Assassinating the citizenry

Rand Paul opposes the appointment of a known defender of citizen assassinations to the federal judgeship, particularly since the Obama administration is hiding the man’s defenses of those assassinations from the Senate:

The Bill of Rights is clear. The Fifth Amendment provides that no one can be “deprived of life, liberty, or property, without due process of law.” The Sixth Amendment provides that “the accused shall enjoy the right to a speedy and public trial, by an impartial jury,” as well as the right to be informed of all charges and have access to legal counsel. These are fundamental rights that cannot be waived with a presidential pen.

In battle, combatants engaged in war against America get no due process and may lawfully be killed. But citizens not in a battlefield, however despicable, are guaranteed a trial by our Constitution. No one argues that Americans who commit treason shouldn’t be punished. The maximum penalty for treason is death. But the Constitution specifies the process necessary to convict.

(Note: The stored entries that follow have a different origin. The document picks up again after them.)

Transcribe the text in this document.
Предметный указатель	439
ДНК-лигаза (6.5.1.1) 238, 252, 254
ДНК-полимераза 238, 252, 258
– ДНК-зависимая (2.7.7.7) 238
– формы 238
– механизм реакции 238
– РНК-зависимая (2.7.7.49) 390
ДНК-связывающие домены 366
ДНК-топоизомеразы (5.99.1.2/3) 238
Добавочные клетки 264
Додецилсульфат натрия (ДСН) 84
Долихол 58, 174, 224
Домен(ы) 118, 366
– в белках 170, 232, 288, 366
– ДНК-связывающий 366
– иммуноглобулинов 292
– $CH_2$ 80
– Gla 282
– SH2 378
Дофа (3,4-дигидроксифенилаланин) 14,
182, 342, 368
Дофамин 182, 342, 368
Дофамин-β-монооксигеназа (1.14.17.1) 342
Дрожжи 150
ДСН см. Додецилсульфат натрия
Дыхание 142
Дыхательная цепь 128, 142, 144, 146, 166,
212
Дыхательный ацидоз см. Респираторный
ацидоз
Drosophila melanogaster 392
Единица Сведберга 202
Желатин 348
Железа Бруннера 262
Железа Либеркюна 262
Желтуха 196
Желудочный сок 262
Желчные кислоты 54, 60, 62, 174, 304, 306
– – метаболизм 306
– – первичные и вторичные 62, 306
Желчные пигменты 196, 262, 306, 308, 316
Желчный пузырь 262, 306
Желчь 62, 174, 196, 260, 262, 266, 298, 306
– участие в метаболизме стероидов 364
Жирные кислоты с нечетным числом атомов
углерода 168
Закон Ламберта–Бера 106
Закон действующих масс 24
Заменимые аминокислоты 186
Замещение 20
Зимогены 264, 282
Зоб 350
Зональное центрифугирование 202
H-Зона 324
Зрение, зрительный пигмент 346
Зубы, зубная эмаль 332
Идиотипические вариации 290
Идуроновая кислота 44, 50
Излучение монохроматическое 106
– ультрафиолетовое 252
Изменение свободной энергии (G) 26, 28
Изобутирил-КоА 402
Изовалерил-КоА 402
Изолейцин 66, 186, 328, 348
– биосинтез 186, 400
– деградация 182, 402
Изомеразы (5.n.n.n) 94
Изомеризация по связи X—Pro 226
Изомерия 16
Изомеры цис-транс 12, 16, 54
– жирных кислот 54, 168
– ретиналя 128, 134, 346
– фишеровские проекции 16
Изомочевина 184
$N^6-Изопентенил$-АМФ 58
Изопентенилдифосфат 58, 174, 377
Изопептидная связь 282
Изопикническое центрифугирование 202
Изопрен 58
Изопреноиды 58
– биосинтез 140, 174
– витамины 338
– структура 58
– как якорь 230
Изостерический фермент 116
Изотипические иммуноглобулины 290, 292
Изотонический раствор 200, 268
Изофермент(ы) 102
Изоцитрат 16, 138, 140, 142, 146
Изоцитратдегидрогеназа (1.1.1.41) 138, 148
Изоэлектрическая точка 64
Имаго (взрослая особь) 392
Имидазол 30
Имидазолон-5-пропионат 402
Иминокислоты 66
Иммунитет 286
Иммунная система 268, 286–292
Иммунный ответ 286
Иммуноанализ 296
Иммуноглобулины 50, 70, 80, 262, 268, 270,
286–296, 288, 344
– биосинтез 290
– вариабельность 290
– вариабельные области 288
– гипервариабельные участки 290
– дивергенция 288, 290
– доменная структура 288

Anwar al-Awlaki was an American citizen who was subject to a kill order from Mr. Obama, and was killed in 2011 in Yemen by a missile fired from a drone. I don’t doubt that Mr. Awlaki committed treason and deserved the most severe punishment. Under our Constitution, he should have been tried — in absentia, if necessary — and allowed a legal defense. If he had been convicted and sentenced to death, then the execution of that sentence, whether by drone or by injection, would not have been an issue.

But this new legal standard does not apply merely to a despicable human being who wanted to harm the United States. The Obama administration has established a legal justification that applies to every American citizen, whether in Yemen, Germany or Canada.

Defending the rights of all American citizens to a trial by jury is a core value of our Constitution. Those who would make exceptions for killing accused American citizens without trial should give thought to the times in our history when either prejudice or fear allowed us to forget due process.

One would think that Jews in America, more than anyone, would understand the intrinsic danger of permitting a government to legally kill its own citizens at will. I find it astonishing that most of them in the media appear to be more interested in defending the Obama administration than ensuring that the U.S. government is prevented from hunting down and killing Americans without trial.